Tyrone will have a similar player in the form of midfielder Michael McGleenan. Admittedly, while Keaney is a very natural player and a fluid striker of the ball, McGleenan would be right at home in an NFL running back role, such is his bulldozing style. But expect McGleenan to try and drive this Tyrone group from the middle, perhaps switching in an out of full forward for a couple of short bursts too, and he’s likely to pose a tough test for Luke Killian this weekend.

In the air however, Kildare have that little bit of extra power, and they need to make that count if at all possible.
Leaving aside the personnel matchups, there has been plenty of disappointment in the county that Croke Park wasn’t chosen for the venue for what is a huge game for both counties, and also that the option of putting the game on at 12 noon, before Sunday’s Leinster semi-final between Westmeath and Kildare, wasn’t considered.

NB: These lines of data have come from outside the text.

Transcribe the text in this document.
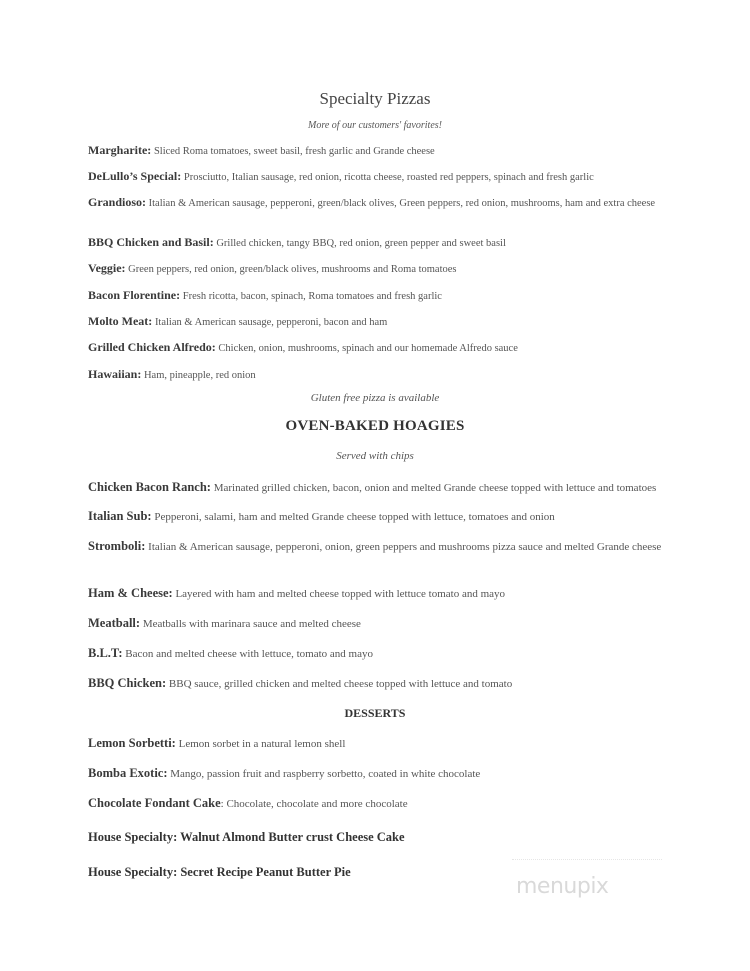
Specialty Pizzas
More of our customers' favorites!
Margharite: Sliced Roma tomatoes, sweet basil, fresh garlic and Grande cheese
DeLullo’s Special: Prosciutto, Italian sausage, red onion, ricotta cheese, roasted red peppers, spinach and fresh garlic
Grandioso: Italian & American sausage, pepperoni, green/black olives, Green peppers, red onion, mushrooms, ham and extra cheese
BBQ Chicken and Basil: Grilled chicken, tangy BBQ, red onion, green pepper and sweet basil
Veggie: Green peppers, red onion, green/black olives, mushrooms and Roma tomatoes
Bacon Florentine: Fresh ricotta, bacon, spinach, Roma tomatoes and fresh garlic
Molto Meat: Italian & American sausage, pepperoni, bacon and ham
Grilled Chicken Alfredo: Chicken, onion, mushrooms, spinach and our homemade Alfredo sauce
Hawaiian: Ham, pineapple, red onion
Gluten free pizza is available
OVEN-BAKED HOAGIES
Served with chips
Chicken Bacon Ranch: Marinated grilled chicken, bacon, onion and melted Grande cheese topped with lettuce and tomatoes
Italian Sub: Pepperoni, salami, ham and melted Grande cheese topped with lettuce, tomatoes and onion
Stromboli: Italian & American sausage, pepperoni, onion, green peppers and mushrooms pizza sauce and melted Grande cheese
Ham & Cheese: Layered with ham and melted cheese topped with lettuce tomato and mayo
Meatball: Meatballs with marinara sauce and melted cheese
B.L.T: Bacon and melted cheese with lettuce, tomato and mayo
BBQ Chicken: BBQ sauce, grilled chicken and melted cheese topped with lettuce and tomato
DESSERTS
Lemon Sorbetti: Lemon sorbet in a natural lemon shell
Bomba Exotic: Mango, passion fruit and raspberry sorbetto, coated in white chocolate
Chocolate Fondant Cake: Chocolate, chocolate and more chocolate
House Specialty: Walnut Almond Butter crust Cheese Cake
House Specialty: Secret Recipe Peanut Butter Pie
menupix
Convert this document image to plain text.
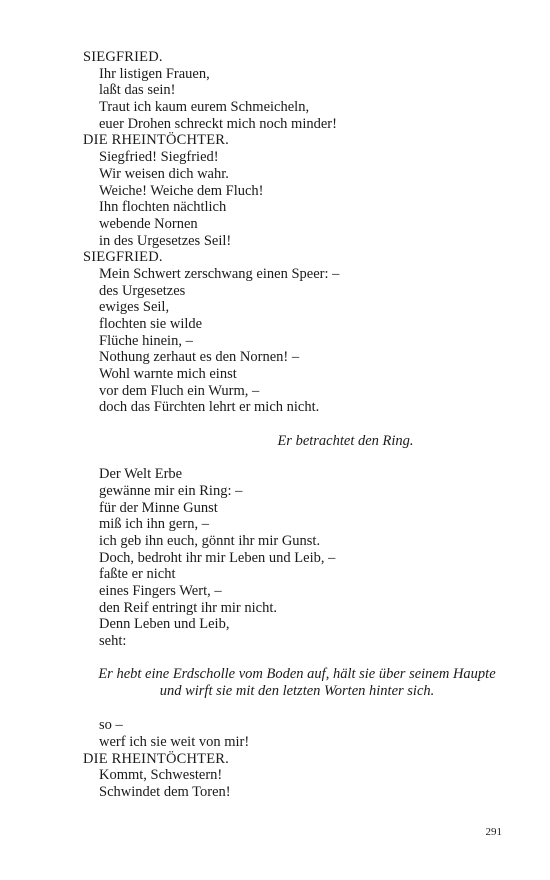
SIEGFRIED.
Ihr listigen Frauen,
laßt das sein!
Traut ich kaum eurem Schmeicheln,
euer Drohen schreckt mich noch minder!
DIE RHEINTÖCHTER.
Siegfried! Siegfried!
Wir weisen dich wahr.
Weiche! Weiche dem Fluch!
Ihn flochten nächtlich
webende Nornen
in des Urgesetzes Seil!
SIEGFRIED.
Mein Schwert zerschwang einen Speer: –
des Urgesetzes
ewiges Seil,
flochten sie wilde
Flüche hinein, –
Nothung zerhaut es den Nornen! –
Wohl warnte mich einst
vor dem Fluch ein Wurm, –
doch das Fürchten lehrt er mich nicht.
Er betrachtet den Ring.
Der Welt Erbe
gewänne mir ein Ring: –
für der Minne Gunst
miß ich ihn gern, –
ich geb ihn euch, gönnt ihr mir Gunst.
Doch, bedroht ihr mir Leben und Leib, –
faßte er nicht
eines Fingers Wert, –
den Reif entringt ihr mir nicht.
Denn Leben und Leib,
seht:
Er hebt eine Erdscholle vom Boden auf, hält sie über seinem Haupte
und wirft sie mit den letzten Worten hinter sich.
so –
werf ich sie weit von mir!
DIE RHEINTÖCHTER.
Kommt, Schwestern!
Schwindet dem Toren!
291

Realistically, Tyrone were never going to agree to that, plus the logistics of doing that when one fixture is under the auspices of Croke Park and the other is a Leinster Council tie, wouldn’t be simple. All that said, Carrick-on-Shannon very much came out of left field.

It’s a long trip, there isn’t a huge capacity so there will certainly be an atmosphere and maybe even some pressure for tickets, but ultimately it’s a field of grass, and Kildare need to treat it like an incidental factor, rather than as a perceived slight on either this fixture, or as some people online have suggested, Croke Park’s ‘payback’ for Newbridge or Nowhere!

The aim should be to repeat the routine of last week, use the modest venue to help them shed the nerves that might surround an All-Ireland final, and instead concentrate on the simple, footballing test that lies ahead for them.